Moi Caroline K… athée… désorientée

Publié le 08 mai 2010 par Orangemekanik

J’avoue qu’en tant que française d’origine allemande, j’ai déjà eu à me justifier sur le passé de mes ancêtres. Mes ascendants « les boch ». Des gens qui voulaient savoir si y’avait eu des nazis dans ma famille. Voire des SS. Ou des flics de la gestapo. Y’en a qui pensaient que sûrement. Que cétait pas possible autrement. D’autres qui pensaient que non. Pas forcément. Mais ça finissait toujours bien. Comme quoi j’y étais pour rien. Dans tout ça. Ca a duré jusqu’à la réconciliation franco allemande. Sous Mitterrand. Depuis, plus rien. Même mon nom, quand je l’épèle, avec un K en initiale, on me demande plus son origine. Finies les vannes douteuses et les sous entendus déplacés de mes concitoyens quant à l’existence potentielle d’un antisémitisme congénitale et héréditaire. Consanguin. Inhérent à l’Allemand et toute sa descendance. Bref. Tout ça pour dire qu’en tant que française occidentale d’origine germanique blanche, mais pas blonde aux yeux bleus, j’ai subi la connerie curiosité de mes semblables, mais j’ai jamais subi le racisme par délit de faciès.

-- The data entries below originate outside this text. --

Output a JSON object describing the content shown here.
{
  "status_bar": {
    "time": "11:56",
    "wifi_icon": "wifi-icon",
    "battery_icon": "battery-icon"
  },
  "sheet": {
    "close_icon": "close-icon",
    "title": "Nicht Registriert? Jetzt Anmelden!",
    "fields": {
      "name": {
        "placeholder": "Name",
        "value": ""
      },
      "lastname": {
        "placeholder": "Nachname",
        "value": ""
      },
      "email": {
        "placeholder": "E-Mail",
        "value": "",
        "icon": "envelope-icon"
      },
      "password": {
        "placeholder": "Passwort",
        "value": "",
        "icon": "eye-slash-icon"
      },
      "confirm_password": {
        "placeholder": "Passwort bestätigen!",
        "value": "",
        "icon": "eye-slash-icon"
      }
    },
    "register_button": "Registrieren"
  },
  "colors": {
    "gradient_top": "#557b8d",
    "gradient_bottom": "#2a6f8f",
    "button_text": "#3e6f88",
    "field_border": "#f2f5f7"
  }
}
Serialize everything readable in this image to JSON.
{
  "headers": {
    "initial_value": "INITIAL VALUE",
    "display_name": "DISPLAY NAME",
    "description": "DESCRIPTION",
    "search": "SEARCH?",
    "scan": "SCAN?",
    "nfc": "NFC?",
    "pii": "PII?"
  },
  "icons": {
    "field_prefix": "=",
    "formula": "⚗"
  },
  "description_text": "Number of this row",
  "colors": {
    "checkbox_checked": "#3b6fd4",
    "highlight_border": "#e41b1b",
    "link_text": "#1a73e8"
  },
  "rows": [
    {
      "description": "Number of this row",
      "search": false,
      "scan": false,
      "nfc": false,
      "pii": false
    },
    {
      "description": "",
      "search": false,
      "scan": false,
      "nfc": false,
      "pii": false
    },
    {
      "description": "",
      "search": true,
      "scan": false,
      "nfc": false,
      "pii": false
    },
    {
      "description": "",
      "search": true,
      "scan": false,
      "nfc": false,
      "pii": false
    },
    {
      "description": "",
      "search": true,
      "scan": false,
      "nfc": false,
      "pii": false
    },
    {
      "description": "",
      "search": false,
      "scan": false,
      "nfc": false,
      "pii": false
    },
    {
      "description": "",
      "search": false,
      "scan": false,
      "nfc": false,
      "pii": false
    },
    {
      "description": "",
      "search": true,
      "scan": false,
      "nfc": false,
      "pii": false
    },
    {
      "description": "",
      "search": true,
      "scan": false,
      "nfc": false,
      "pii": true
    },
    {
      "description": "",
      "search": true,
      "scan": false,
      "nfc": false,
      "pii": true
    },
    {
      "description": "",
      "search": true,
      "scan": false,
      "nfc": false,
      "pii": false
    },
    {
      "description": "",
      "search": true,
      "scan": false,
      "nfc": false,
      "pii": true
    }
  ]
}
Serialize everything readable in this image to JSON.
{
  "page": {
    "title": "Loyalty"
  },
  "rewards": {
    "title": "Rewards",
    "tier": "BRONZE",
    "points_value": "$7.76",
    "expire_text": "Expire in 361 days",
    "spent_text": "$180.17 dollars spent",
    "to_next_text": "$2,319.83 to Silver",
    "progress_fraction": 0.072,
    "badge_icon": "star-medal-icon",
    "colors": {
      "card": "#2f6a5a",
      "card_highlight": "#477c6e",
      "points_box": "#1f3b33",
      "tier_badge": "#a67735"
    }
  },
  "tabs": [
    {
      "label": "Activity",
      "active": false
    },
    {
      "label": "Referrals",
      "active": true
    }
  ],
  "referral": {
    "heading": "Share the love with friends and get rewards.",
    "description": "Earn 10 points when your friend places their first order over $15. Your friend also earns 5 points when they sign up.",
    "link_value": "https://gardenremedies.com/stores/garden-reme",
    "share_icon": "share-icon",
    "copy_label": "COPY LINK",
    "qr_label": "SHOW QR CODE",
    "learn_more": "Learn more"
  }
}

Jamais eu à prouver que j’étais Française. Même dans la rue. On m’a traitée de sous-merde, de moins que rien, de parasite social, de voleuse, de pouilleuse, de fainéante, ou même de pute, quand je refusais la main qu’on me tendait quand c’était pas forcément une main que je voyais tendue… mais j’ai jamais eu à justifier de mon identité. C’est même pour ça que c’est toujours moi qui m’y collais. Quand on payait par chèque volé. Ou sans provision. Avec Mohamed et Téo. Rachid. Et toute la clic. Parce que quand c’était eux, c’était grillé direct. Alors que moi, avec mon air angélique et innocent d’européenne blanche comme neige, je pouvais dévaliser toutes les boutiques sans être inquiétée de ne pas avoir mes papiers. Et même quand je les leurs proposais, ils me disaient toujours la même chose. Les commerçants. Comme quoi fallait pas se fier pas aux apparences. Mais qu’on voyait quand même à qui on avait à faire.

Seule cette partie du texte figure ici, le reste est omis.